To address the unexpected output, I took the following steps:
1. Reproduce the Issue: I began by reproducing the problem to observe the LLM’s behavior consistently. I input the exact same prompt that triggered the incorrect response to ensure I could reliably capture the output.
2. Analyze the Input: Next, I examined the input text carefully. I checked for ambiguity, potential biases in the phrasing, and whether the input contained context that the model might be misinterpreting. In this case, I found that the specific wording of the inquiry led to ambiguity.
3. Check the Training Data: I then reviewed the training data and model parameters to identify if there were any gaps or biases in how payment-related queries were represented in the data. I realized that there was minimal training on recent payment-related scenarios, which may have led to the model's lack of understanding.
4. Adjust the Prompt: To test my hypothesis, I revised the input prompt to provide more context and clarity. I included details about the specific payment issue and instructed the model to focus on resolving the problem rather than providing general information.
5. Test and Iterate: After making adjustments, I tested the revised prompt and observed a significant improvement in the model's output. I repeated this process for various customer inquiries to ensure the model’s performance across a range of scenarios.
6. Implement Feedback Loop: Finally, I implemented a feedback system where responses generated by the LLM could be reviewed by human agents, ensuring that any incorrect outputs could be flagged and the prompts continuously refined.
Through this systematic approach, I was able to pinpoint the root cause of the unexpected output and make necessary modifications that enhanced the model's performance in delivering accurate customer support responses.
To address the unexpected output, I took the following steps:
1. Reproduce the Issue: I began by reproducing the problem to observe the LLM’s behavior consistently. I input the exact same prompt that triggered the incorrect response to ensure I could reliably capture the output.

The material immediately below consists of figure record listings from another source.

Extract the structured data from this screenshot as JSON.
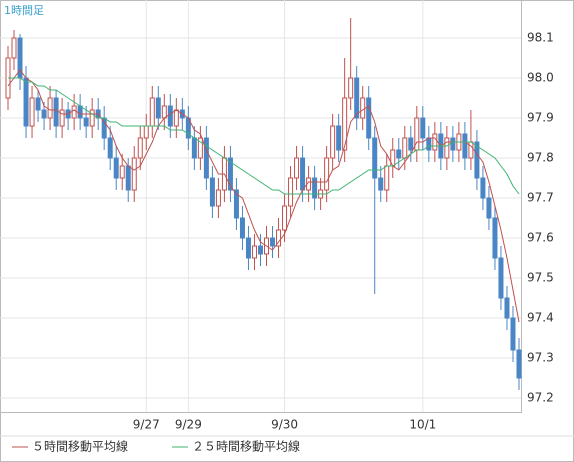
{
  "chart_data": {
    "type": "candlestick",
    "title": "1時間足",
    "categories": [
      null,
      null,
      null,
      null,
      null,
      null,
      null,
      null,
      null,
      null,
      null,
      null,
      null,
      null,
      null,
      null,
      null,
      null,
      null,
      null,
      null,
      null,
      null,
      "9/27",
      null,
      null,
      null,
      null,
      null,
      null,
      "9/29",
      null,
      null,
      null,
      null,
      null,
      null,
      null,
      null,
      null,
      null,
      null,
      null,
      null,
      null,
      null,
      "9/30",
      null,
      null,
      null,
      null,
      null,
      null,
      null,
      null,
      null,
      null,
      null,
      null,
      null,
      null,
      null,
      null,
      null,
      null,
      null,
      null,
      null,
      null,
      "10/1",
      null,
      null,
      null,
      null,
      null,
      null,
      null,
      null,
      null,
      null,
      null,
      null,
      null,
      null,
      null,
      null
    ],
    "open": [
      97.95,
      98.05,
      98.1,
      98.0,
      97.88,
      97.95,
      97.92,
      97.9,
      97.95,
      97.88,
      97.92,
      97.9,
      97.93,
      97.9,
      97.88,
      97.92,
      97.9,
      97.85,
      97.8,
      97.75,
      97.78,
      97.72,
      97.8,
      97.85,
      97.88,
      97.95,
      97.9,
      97.93,
      97.88,
      97.92,
      97.9,
      97.85,
      97.8,
      97.85,
      97.75,
      97.68,
      97.72,
      97.8,
      97.72,
      97.65,
      97.6,
      97.55,
      97.58,
      97.56,
      97.6,
      97.58,
      97.62,
      97.68,
      97.75,
      97.8,
      97.72,
      97.75,
      97.7,
      97.72,
      97.8,
      97.88,
      97.82,
      97.95,
      98.0,
      97.9,
      97.95,
      97.85,
      97.75,
      97.72,
      97.78,
      97.82,
      97.8,
      97.85,
      97.82,
      97.9,
      97.85,
      97.82,
      97.86,
      97.8,
      97.85,
      97.82,
      97.86,
      97.8,
      97.84,
      97.75,
      97.7,
      97.65,
      97.55,
      97.45,
      97.4,
      97.32
    ],
    "high": [
      98.08,
      98.12,
      98.11,
      98.03,
      97.98,
      97.97,
      97.94,
      97.98,
      97.97,
      97.95,
      97.94,
      97.96,
      97.96,
      97.93,
      97.95,
      97.95,
      97.93,
      97.88,
      97.83,
      97.81,
      97.8,
      97.83,
      97.88,
      97.91,
      97.98,
      97.98,
      97.96,
      97.96,
      97.95,
      97.95,
      97.93,
      97.88,
      97.88,
      97.88,
      97.78,
      97.75,
      97.83,
      97.83,
      97.75,
      97.68,
      97.63,
      97.61,
      97.61,
      97.63,
      97.63,
      97.65,
      97.71,
      97.78,
      97.83,
      97.83,
      97.78,
      97.78,
      97.75,
      97.83,
      97.91,
      97.91,
      98.05,
      98.15,
      98.03,
      97.98,
      97.98,
      97.88,
      97.78,
      97.81,
      97.85,
      97.85,
      97.88,
      97.88,
      97.93,
      97.93,
      97.88,
      97.89,
      97.89,
      97.88,
      97.88,
      97.89,
      97.89,
      97.92,
      97.87,
      97.78,
      97.73,
      97.68,
      97.58,
      97.48,
      97.43,
      97.35
    ],
    "low": [
      97.92,
      98.02,
      97.97,
      97.85,
      97.85,
      97.89,
      97.87,
      97.87,
      97.85,
      97.85,
      97.87,
      97.87,
      97.87,
      97.85,
      97.85,
      97.87,
      97.82,
      97.77,
      97.72,
      97.72,
      97.69,
      97.69,
      97.77,
      97.82,
      97.85,
      97.87,
      97.87,
      97.85,
      97.85,
      97.87,
      97.82,
      97.77,
      97.77,
      97.72,
      97.65,
      97.65,
      97.69,
      97.69,
      97.62,
      97.57,
      97.52,
      97.52,
      97.53,
      97.53,
      97.55,
      97.55,
      97.59,
      97.65,
      97.72,
      97.69,
      97.69,
      97.67,
      97.67,
      97.69,
      97.77,
      97.79,
      97.79,
      97.92,
      97.87,
      97.87,
      97.82,
      97.46,
      97.69,
      97.69,
      97.75,
      97.77,
      97.77,
      97.79,
      97.79,
      97.82,
      97.79,
      97.79,
      97.77,
      97.77,
      97.79,
      97.79,
      97.77,
      97.77,
      97.72,
      97.67,
      97.62,
      97.52,
      97.42,
      97.37,
      97.29,
      97.22
    ],
    "close": [
      98.05,
      98.1,
      98.0,
      97.88,
      97.95,
      97.92,
      97.9,
      97.95,
      97.88,
      97.92,
      97.9,
      97.93,
      97.9,
      97.88,
      97.92,
      97.9,
      97.85,
      97.8,
      97.75,
      97.78,
      97.72,
      97.8,
      97.85,
      97.88,
      97.95,
      97.9,
      97.93,
      97.88,
      97.92,
      97.9,
      97.85,
      97.8,
      97.85,
      97.75,
      97.68,
      97.72,
      97.8,
      97.72,
      97.65,
      97.6,
      97.55,
      97.58,
      97.56,
      97.6,
      97.58,
      97.62,
      97.68,
      97.75,
      97.8,
      97.72,
      97.75,
      97.7,
      97.72,
      97.8,
      97.88,
      97.82,
      97.95,
      98.0,
      97.9,
      97.95,
      97.85,
      97.75,
      97.72,
      97.78,
      97.82,
      97.8,
      97.85,
      97.82,
      97.9,
      97.85,
      97.82,
      97.86,
      97.8,
      97.85,
      97.82,
      97.86,
      97.8,
      97.84,
      97.75,
      97.7,
      97.65,
      97.55,
      97.45,
      97.4,
      97.32,
      97.25
    ],
    "up_color": "#c0504d",
    "down_color": "#4a86c5",
    "series": [
      {
        "name": "５時間移動平均線",
        "color": "#c0504d",
        "values": [
          97.98,
          98.0,
          98.02,
          98.0,
          97.99,
          97.97,
          97.93,
          97.92,
          97.92,
          97.91,
          97.91,
          97.92,
          97.91,
          97.91,
          97.91,
          97.91,
          97.89,
          97.87,
          97.83,
          97.8,
          97.78,
          97.77,
          97.78,
          97.81,
          97.84,
          97.88,
          97.9,
          97.91,
          97.92,
          97.91,
          97.9,
          97.87,
          97.86,
          97.82,
          97.79,
          97.76,
          97.76,
          97.73,
          97.71,
          97.7,
          97.66,
          97.62,
          97.59,
          97.58,
          97.57,
          97.59,
          97.61,
          97.65,
          97.69,
          97.72,
          97.74,
          97.74,
          97.74,
          97.74,
          97.77,
          97.78,
          97.83,
          97.89,
          97.91,
          97.92,
          97.93,
          97.89,
          97.83,
          97.81,
          97.78,
          97.77,
          97.79,
          97.81,
          97.84,
          97.84,
          97.85,
          97.85,
          97.83,
          97.84,
          97.84,
          97.84,
          97.84,
          97.83,
          97.81,
          97.79,
          97.74,
          97.68,
          97.62,
          97.55,
          97.47,
          97.39
        ]
      },
      {
        "name": "２５時間移動平均線",
        "color": "#3cb371",
        "values": [
          98.0,
          98.0,
          98.0,
          97.99,
          97.99,
          97.98,
          97.98,
          97.97,
          97.97,
          97.96,
          97.95,
          97.94,
          97.93,
          97.92,
          97.91,
          97.9,
          97.9,
          97.89,
          97.89,
          97.88,
          97.88,
          97.88,
          97.88,
          97.88,
          97.88,
          97.88,
          97.88,
          97.87,
          97.87,
          97.87,
          97.86,
          97.85,
          97.84,
          97.83,
          97.82,
          97.81,
          97.8,
          97.79,
          97.78,
          97.77,
          97.76,
          97.75,
          97.74,
          97.73,
          97.72,
          97.72,
          97.71,
          97.71,
          97.71,
          97.71,
          97.71,
          97.71,
          97.71,
          97.71,
          97.72,
          97.72,
          97.73,
          97.74,
          97.75,
          97.76,
          97.77,
          97.77,
          97.77,
          97.78,
          97.78,
          97.79,
          97.8,
          97.81,
          97.82,
          97.82,
          97.83,
          97.83,
          97.83,
          97.83,
          97.84,
          97.84,
          97.84,
          97.84,
          97.83,
          97.82,
          97.81,
          97.8,
          97.78,
          97.76,
          97.73,
          97.71
        ]
      }
    ],
    "ylim": [
      97.165,
      98.195
    ],
    "yticks": [
      97.2,
      97.3,
      97.4,
      97.5,
      97.6,
      97.7,
      97.8,
      97.9,
      {
        "value": 98,
        "label": "98.0"
      },
      98.1
    ],
    "grid": true
  }
}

2. Analyze the Input: Next, I examined the input text carefully. I checked for ambiguity, potential biases in the phrasing, and whether the input contained context that the model might be misinterpreting. In this case, I found that the specific wording of the inquiry led to ambiguity.
3. Check the Training Data: I then reviewed the training data and model parameters to identify if there were any gaps or biases in how payment-related queries were represented in the data. I realized that there was minimal training on recent payment-related scenarios, which may have led to the model's lack of understanding.

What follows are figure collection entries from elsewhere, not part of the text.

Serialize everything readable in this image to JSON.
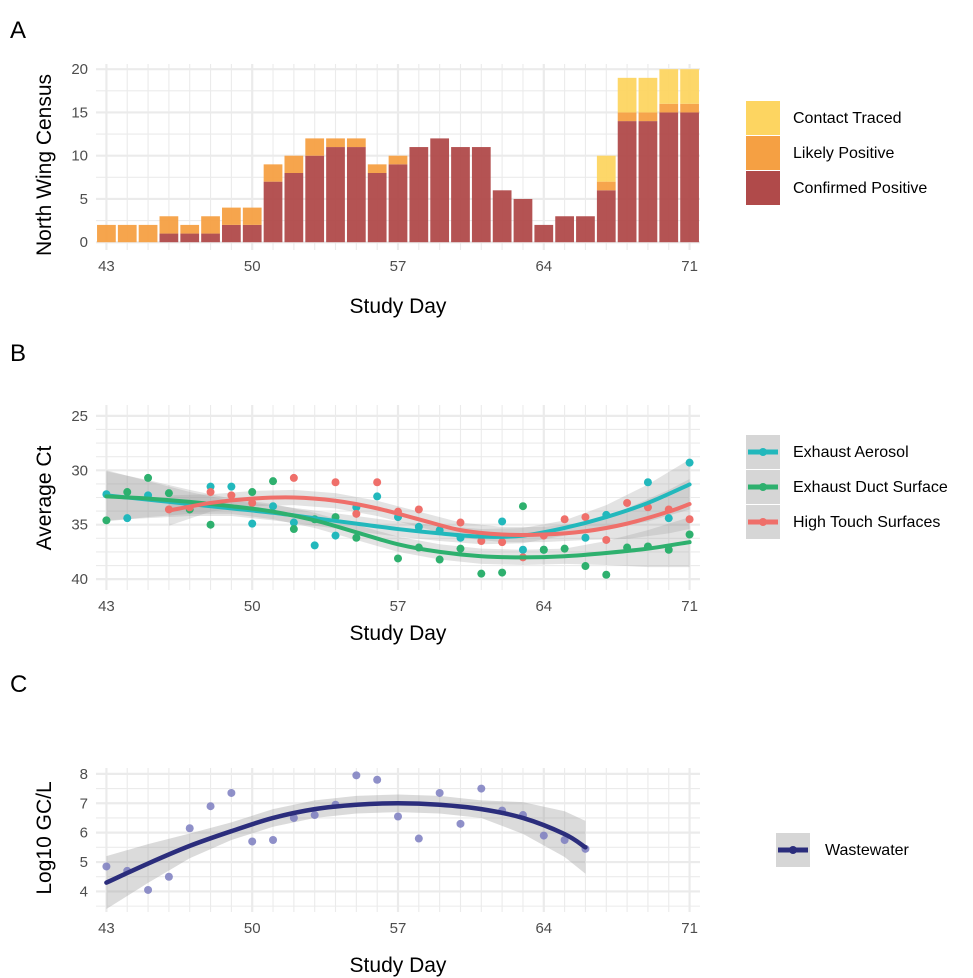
{
  "chart_data": [
    {
      "panel": "A",
      "type": "bar",
      "stacked": true,
      "xlabel": "Study Day",
      "ylabel": "North Wing Census",
      "xlim": [
        42.5,
        71.5
      ],
      "ylim": [
        0,
        20
      ],
      "x_ticks": [
        43,
        50,
        57,
        64,
        71
      ],
      "y_ticks": [
        0,
        5,
        10,
        15,
        20
      ],
      "grid": true,
      "legend_position": "right",
      "x": [
        43,
        44,
        45,
        46,
        47,
        48,
        49,
        50,
        51,
        52,
        53,
        54,
        55,
        56,
        57,
        58,
        59,
        60,
        61,
        62,
        63,
        64,
        65,
        66,
        67,
        68,
        69,
        70,
        71
      ],
      "series": [
        {
          "name": "Confirmed Positive",
          "color": "#b04a4a",
          "values": [
            0,
            0,
            0,
            1,
            1,
            1,
            2,
            2,
            7,
            8,
            10,
            11,
            11,
            8,
            9,
            11,
            12,
            11,
            11,
            6,
            5,
            2,
            3,
            3,
            6,
            14,
            14,
            15,
            15
          ]
        },
        {
          "name": "Likely Positive",
          "color": "#f5a043",
          "values": [
            2,
            2,
            2,
            2,
            1,
            2,
            2,
            2,
            2,
            2,
            2,
            1,
            1,
            1,
            1,
            0,
            0,
            0,
            0,
            0,
            0,
            0,
            0,
            0,
            1,
            1,
            1,
            1,
            1
          ]
        },
        {
          "name": "Contact Traced",
          "color": "#fdd561",
          "values": [
            0,
            0,
            0,
            0,
            0,
            0,
            0,
            0,
            0,
            0,
            0,
            0,
            0,
            0,
            0,
            0,
            0,
            0,
            0,
            0,
            0,
            0,
            0,
            0,
            3,
            4,
            4,
            4,
            4
          ]
        }
      ]
    },
    {
      "panel": "B",
      "type": "scatter",
      "smooth": true,
      "xlabel": "Study Day",
      "ylabel": "Average Ct",
      "y_reversed": true,
      "xlim": [
        42.5,
        71.5
      ],
      "ylim": [
        24,
        41
      ],
      "x_ticks": [
        43,
        50,
        57,
        64,
        71
      ],
      "y_ticks": [
        25,
        30,
        35,
        40
      ],
      "grid": true,
      "legend_position": "right",
      "series": [
        {
          "name": "Exhaust Aerosol",
          "color": "#22b8bc",
          "points": [
            [
              43,
              32.2
            ],
            [
              44,
              34.4
            ],
            [
              45,
              32.3
            ],
            [
              48,
              31.5
            ],
            [
              49,
              31.5
            ],
            [
              50,
              34.9
            ],
            [
              51,
              33.3
            ],
            [
              52,
              34.8
            ],
            [
              53,
              36.9
            ],
            [
              54,
              36.0
            ],
            [
              55,
              33.4
            ],
            [
              56,
              32.4
            ],
            [
              57,
              34.3
            ],
            [
              58,
              35.2
            ],
            [
              59,
              35.5
            ],
            [
              60,
              36.2
            ],
            [
              62,
              34.7
            ],
            [
              63,
              37.3
            ],
            [
              64,
              37.3
            ],
            [
              66,
              36.2
            ],
            [
              67,
              34.1
            ],
            [
              69,
              31.1
            ],
            [
              70,
              34.4
            ],
            [
              71,
              29.3
            ]
          ],
          "smooth": [
            [
              43,
              32.3
            ],
            [
              45,
              32.7
            ],
            [
              47,
              33.1
            ],
            [
              49,
              33.5
            ],
            [
              51,
              33.9
            ],
            [
              53,
              34.4
            ],
            [
              55,
              34.9
            ],
            [
              57,
              35.4
            ],
            [
              59,
              35.8
            ],
            [
              61,
              36.1
            ],
            [
              63,
              36.0
            ],
            [
              65,
              35.3
            ],
            [
              67,
              34.3
            ],
            [
              69,
              33.0
            ],
            [
              71,
              31.3
            ]
          ]
        },
        {
          "name": "Exhaust Duct Surface",
          "color": "#2eb06e",
          "points": [
            [
              43,
              34.6
            ],
            [
              44,
              32.0
            ],
            [
              45,
              30.7
            ],
            [
              46,
              32.1
            ],
            [
              47,
              33.6
            ],
            [
              48,
              35.0
            ],
            [
              50,
              32.0
            ],
            [
              51,
              31.0
            ],
            [
              52,
              35.4
            ],
            [
              53,
              34.5
            ],
            [
              54,
              34.3
            ],
            [
              55,
              36.2
            ],
            [
              57,
              38.1
            ],
            [
              58,
              37.1
            ],
            [
              59,
              38.2
            ],
            [
              60,
              37.2
            ],
            [
              61,
              39.5
            ],
            [
              62,
              39.4
            ],
            [
              63,
              33.3
            ],
            [
              64,
              37.3
            ],
            [
              65,
              37.2
            ],
            [
              66,
              38.8
            ],
            [
              67,
              39.6
            ],
            [
              68,
              37.1
            ],
            [
              69,
              37.0
            ],
            [
              70,
              37.3
            ],
            [
              71,
              35.9
            ]
          ],
          "smooth": [
            [
              43,
              32.4
            ],
            [
              45,
              32.6
            ],
            [
              47,
              32.9
            ],
            [
              49,
              33.3
            ],
            [
              51,
              33.8
            ],
            [
              53,
              34.6
            ],
            [
              55,
              35.7
            ],
            [
              57,
              36.8
            ],
            [
              59,
              37.5
            ],
            [
              61,
              37.9
            ],
            [
              63,
              38.0
            ],
            [
              65,
              37.9
            ],
            [
              67,
              37.6
            ],
            [
              69,
              37.2
            ],
            [
              71,
              36.6
            ]
          ]
        },
        {
          "name": "High Touch Surfaces",
          "color": "#ef6f6a",
          "points": [
            [
              46,
              33.6
            ],
            [
              47,
              33.4
            ],
            [
              48,
              32.0
            ],
            [
              49,
              32.3
            ],
            [
              50,
              33.0
            ],
            [
              52,
              30.7
            ],
            [
              54,
              31.1
            ],
            [
              55,
              34.0
            ],
            [
              56,
              31.1
            ],
            [
              57,
              33.8
            ],
            [
              58,
              33.6
            ],
            [
              60,
              34.8
            ],
            [
              61,
              36.5
            ],
            [
              62,
              36.6
            ],
            [
              63,
              38.0
            ],
            [
              64,
              36.0
            ],
            [
              65,
              34.5
            ],
            [
              66,
              34.3
            ],
            [
              67,
              36.4
            ],
            [
              68,
              33.0
            ],
            [
              69,
              33.4
            ],
            [
              70,
              33.6
            ],
            [
              71,
              34.5
            ]
          ],
          "smooth": [
            [
              46,
              33.7
            ],
            [
              48,
              33.0
            ],
            [
              50,
              32.6
            ],
            [
              52,
              32.5
            ],
            [
              54,
              32.8
            ],
            [
              56,
              33.5
            ],
            [
              58,
              34.5
            ],
            [
              60,
              35.5
            ],
            [
              62,
              35.9
            ],
            [
              64,
              35.9
            ],
            [
              66,
              35.6
            ],
            [
              68,
              34.9
            ],
            [
              70,
              33.8
            ],
            [
              71,
              33.1
            ]
          ]
        }
      ]
    },
    {
      "panel": "C",
      "type": "scatter",
      "smooth": true,
      "xlabel": "Study Day",
      "ylabel": "Log10 GC/L",
      "xlim": [
        42.5,
        71.5
      ],
      "ylim": [
        3.3,
        8.2
      ],
      "x_ticks": [
        43,
        50,
        57,
        64,
        71
      ],
      "y_ticks": [
        4,
        5,
        6,
        7,
        8
      ],
      "grid": true,
      "legend_position": "right",
      "series": [
        {
          "name": "Wastewater",
          "color": "#2b2d7c",
          "points": [
            [
              43,
              4.85
            ],
            [
              44,
              4.7
            ],
            [
              45,
              4.05
            ],
            [
              46,
              4.5
            ],
            [
              47,
              6.15
            ],
            [
              48,
              6.9
            ],
            [
              49,
              7.35
            ],
            [
              50,
              5.7
            ],
            [
              51,
              5.75
            ],
            [
              52,
              6.5
            ],
            [
              53,
              6.6
            ],
            [
              54,
              6.95
            ],
            [
              55,
              7.95
            ],
            [
              56,
              7.8
            ],
            [
              57,
              6.55
            ],
            [
              58,
              5.8
            ],
            [
              59,
              7.35
            ],
            [
              60,
              6.3
            ],
            [
              61,
              7.5
            ],
            [
              62,
              6.75
            ],
            [
              63,
              6.6
            ],
            [
              64,
              5.9
            ],
            [
              65,
              5.75
            ],
            [
              66,
              5.45
            ]
          ],
          "smooth": [
            [
              43,
              4.3
            ],
            [
              45,
              4.95
            ],
            [
              47,
              5.55
            ],
            [
              49,
              6.05
            ],
            [
              51,
              6.5
            ],
            [
              53,
              6.8
            ],
            [
              55,
              6.95
            ],
            [
              57,
              7.0
            ],
            [
              59,
              6.95
            ],
            [
              61,
              6.8
            ],
            [
              63,
              6.5
            ],
            [
              65,
              5.95
            ],
            [
              66,
              5.5
            ]
          ]
        }
      ]
    }
  ],
  "panel_labels": [
    "A",
    "B",
    "C"
  ],
  "colors": {
    "band": "#999999",
    "grid": "#ebebeb"
  }
}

4. Adjust the Prompt: To test my hypothesis, I revised the input prompt to provide more context and clarity. I included details about the specific payment issue and instructed the model to focus on resolving the problem rather than providing general information.
5. Test and Iterate: After making adjustments, I tested the revised prompt and observed a significant improvement in the model's output. I repeated this process for various customer inquiries to ensure the model’s performance across a range of scenarios.
6. Implement Feedback Loop: Finally, I implemented a feedback system where responses generated by the LLM could be reviewed by human agents, ensuring that any incorrect outputs could be flagged and the prompts continuously refined.
Through this systematic approach, I was able to pinpoint the root cause of the unexpected output and make necessary modifications that enhanced the model's performance in delivering accurate customer support responses.